Currently, the 88N course — transportation management coordinator — is the only transportation MOS taught at Fort Lee (the school has satellite locations at Fort Eustis and Fort Leonard Wood, Mo.). A class that began in June was the first time an active duty instructor taught blocks of instruction to MOS-T students. Loy said there is not much difference in teaching the Reserve versus the active duty course — only that the students are more seasoned.
“It was like (teaching) the other courses,” he said, “but with an MOS-T course, you have individuals who have possibly been deployed already, so they are able to relate to some of your combat/real-world experience.”
Because MOS-T training takes place only once per month, it may take up to a year to train all nine active duty instructors, Loy said.
On the Reserve side, two instructors have undergone training that qualifies them to instruct initial entry students. Staff Sgt. Paul Prevot, a Houston Reservist assigned to Fort Lee’s 94th Division (Force Sustainment) and on active status, said he noted the new warriors’ enthusiasm and relished the opportunity to work with the active duty instructors.
“The IET students have a great outlook,” he said, “and working with the active duty instructors is cool because everybody brings different experiences to the table. When you put that all together, it worked really well.”
Sgt. 1st Class Andrew Smith, the U.S. Army Reserves’ senior 88N instructor, said the near-term objective is to cross-train 40-50 Reserve instructors per year. The long-term mark is to train every instructor.
“The goal is be 100-percent interchangeable,” he said.
When certain OASS milestones are reached, ideally, any Soldier will be afforded the opportunity to receive standardized training at various locations around the country. Pate said this will be especially important for those who are required to attend the noncommissioned advanced and senior leader courses. As it stands currently, most of the Soldiers required to attend leadership courses must travel to Fort Lee to receive the training. That’s a costly endeavor, Pate said.

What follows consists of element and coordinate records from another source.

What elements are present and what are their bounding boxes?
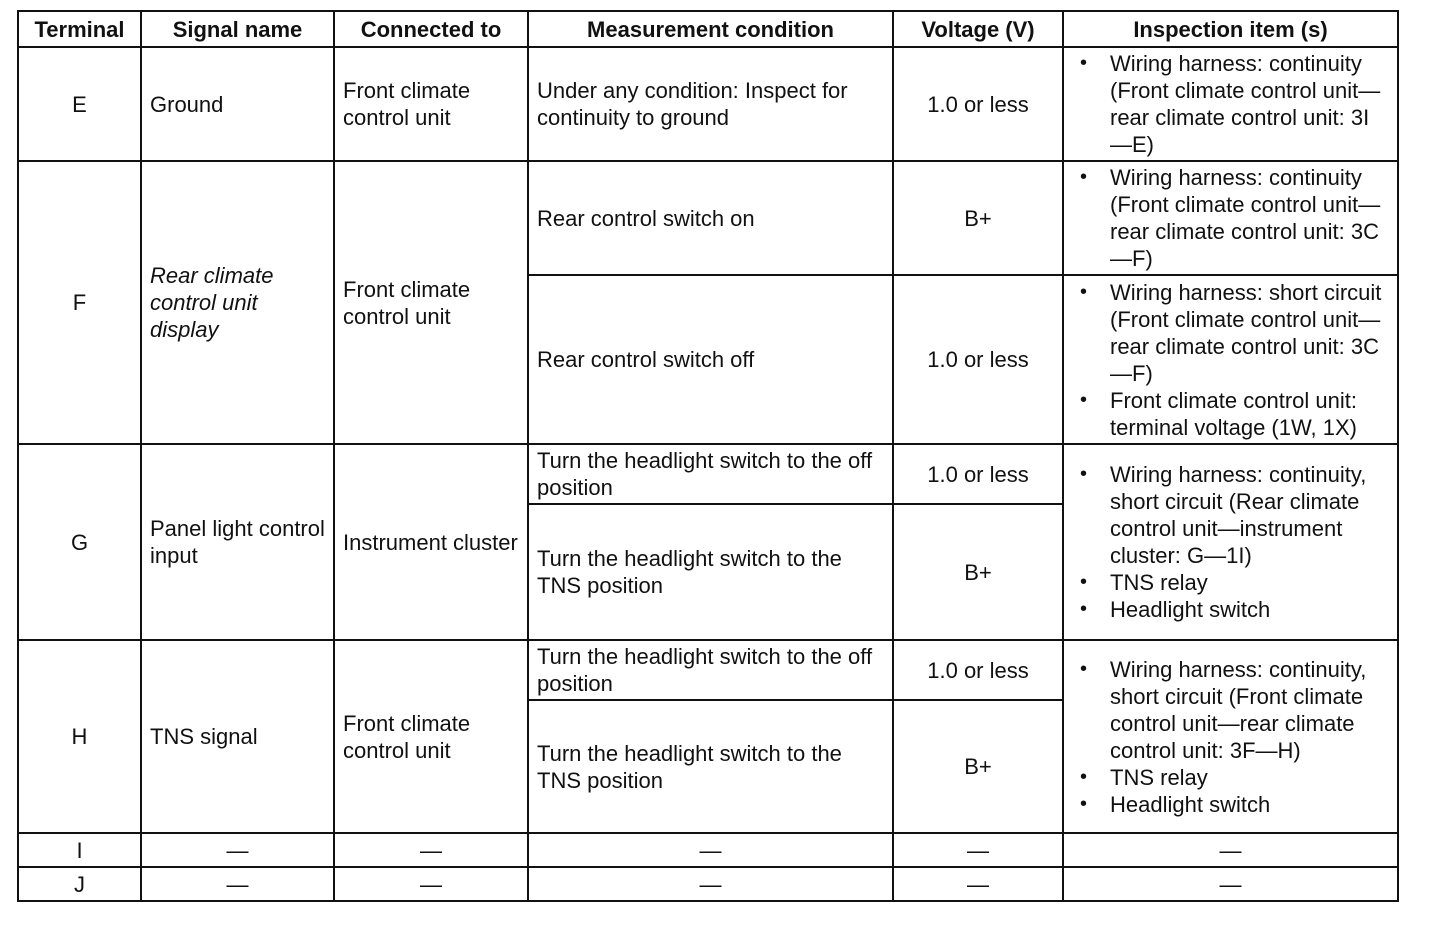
condition-cell: Rear control switch off (528, 275, 893, 444)
inspection-item: • Wiring harness: continuity (Front climate control unit—rear climate control unit: 3C—F) (1072, 164, 1389, 272)
header-voltage: Voltage (V) (893, 11, 1063, 47)
inspection-item: • TNS relay (1072, 764, 1389, 791)
table-row (18, 47, 1398, 161)
inspection-item: • Headlight switch (1072, 596, 1389, 623)
inspection-item: • Wiring harness: continuity, short circuit (Front climate control unit—rear climate control unit: 3F—H) (1072, 656, 1389, 764)
terminal-inspection-table (17, 10, 1399, 902)
inspection-cell: — (1063, 867, 1398, 901)
connected-to-cell: Front climate control unit (334, 47, 528, 161)
condition-cell: — (528, 867, 893, 901)
condition-cell: Rear control switch on (528, 161, 893, 275)
inspection-cell (1063, 275, 1398, 444)
signal-name-cell: Panel light control input (141, 444, 334, 640)
inspection-item: • Wiring harness: continuity, short circuit (Rear climate control unit—instrument cluster: G—1I) (1072, 461, 1389, 569)
terminal-cell: I (18, 833, 141, 867)
inspection-cell (1063, 444, 1398, 640)
header-connected-to: Connected to (334, 11, 528, 47)
inspection-item: • Wiring harness: short circuit (Front climate control unit—rear climate control unit: 3C—F) (1072, 279, 1389, 387)
inspection-item: • Headlight switch (1072, 791, 1389, 818)
condition-cell: Turn the headlight switch to the TNS position (528, 504, 893, 640)
condition-cell: Turn the headlight switch to the off position (528, 444, 893, 504)
inspection-cell: — (1063, 833, 1398, 867)
inspection-cell (1063, 161, 1398, 275)
connected-to-cell: Instrument cluster (334, 444, 528, 640)
signal-name-cell: Ground (141, 47, 334, 161)
signal-name-cell: — (141, 867, 334, 901)
table-row (18, 640, 1398, 700)
terminal-cell: J (18, 867, 141, 901)
signal-name-cell: TNS signal (141, 640, 334, 833)
voltage-cell: 1.0 or less (893, 275, 1063, 444)
table-row (18, 867, 1398, 901)
connected-to-cell: — (334, 833, 528, 867)
voltage-cell: 1.0 or less (893, 47, 1063, 161)
terminal-cell: F (18, 161, 141, 444)
inspection-item: • TNS relay (1072, 569, 1389, 596)
table-row (18, 161, 1398, 275)
condition-cell: — (528, 833, 893, 867)
voltage-cell: B+ (893, 504, 1063, 640)
voltage-cell: 1.0 or less (893, 640, 1063, 700)
voltage-cell: — (893, 867, 1063, 901)
voltage-cell: 1.0 or less (893, 444, 1063, 504)
inspection-cell (1063, 47, 1398, 161)
voltage-cell: — (893, 833, 1063, 867)
header-measurement-condition: Measurement condition (528, 11, 893, 47)
connected-to-cell: Front climate control unit (334, 640, 528, 833)
voltage-cell: B+ (893, 700, 1063, 833)
connected-to-cell: Front climate control unit (334, 161, 528, 444)
connected-to-cell: — (334, 867, 528, 901)
inspection-item: • Front climate control unit: terminal voltage (1W, 1X) (1072, 387, 1389, 441)
inspection-list (1072, 279, 1389, 441)
inspection-list (1072, 656, 1389, 818)
header-signal-name: Signal name (141, 11, 334, 47)
inspection-list (1072, 461, 1389, 623)
table-row (18, 833, 1398, 867)
condition-cell: Under any condition: Inspect for continuity to ground (528, 47, 893, 161)
terminal-cell: G (18, 444, 141, 640)
voltage-cell: B+ (893, 161, 1063, 275)
terminal-cell: H (18, 640, 141, 833)
inspection-cell (1063, 640, 1398, 833)
terminal-cell: E (18, 47, 141, 161)
condition-cell: Turn the headlight switch to the off position (528, 640, 893, 700)
header-row (18, 11, 1398, 47)
condition-cell: Turn the headlight switch to the TNS position (528, 700, 893, 833)
inspection-list (1072, 50, 1389, 158)
inspection-list (1072, 164, 1389, 272)
signal-name-cell: — (141, 833, 334, 867)
header-inspection-items: Inspection item (s) (1063, 11, 1398, 47)
signal-name-cell: Rear climate control unit display (141, 161, 334, 444)
header-terminal: Terminal (18, 11, 141, 47)
inspection-item: • Wiring harness: continuity (Front climate control unit—rear climate control unit: 3I—E) (1072, 50, 1389, 158)
table-row (18, 444, 1398, 504)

“Why can’t we benefit the Army by having the same training on the West Coast, Middle America as well as the East Coast?” he said. “That would make the training regional. That’s one of our hopes for OASS — having an ALC, 88-series at several locations other than Fort Lee, Fort Leonard Wood or Fort Eustis.
“That way, someone in Washington (state) would only have to travel to California or Nevada to attend school versus flying all the way to Virginia.”
That will be a critical factor for the Transportation Corps, one of the smallest in the Army, and especially considering the impending troop and resource reductions. Pate said OASS can serve as a guard against the cutbacks.
“The last time the Army went through a drawdown, there were a lot of gaps,” he said. “With these backfills (from the Reserve components), it’s going to help us maintain readiness. It’s one team, one fight.”
How will the OASS initiative play out over the long term? Pate said he knows it will have a significant impact on the Transportation Corps but said it could have the same effect Army-wide.
“Within the next five years,” he said, “I would like to see it fully implemented across the board. Have it to where there is truly one standard. I would like to see the day when an active duty Soldier can go to a Reserve training course and there is truly no difference in training — one team; the day when a Soldier — AIT, NCO or officer — from Fort Lewis, Wash., can train on the West Coast, and the quality of training received is no different than the training he or she would receive anywhere else.”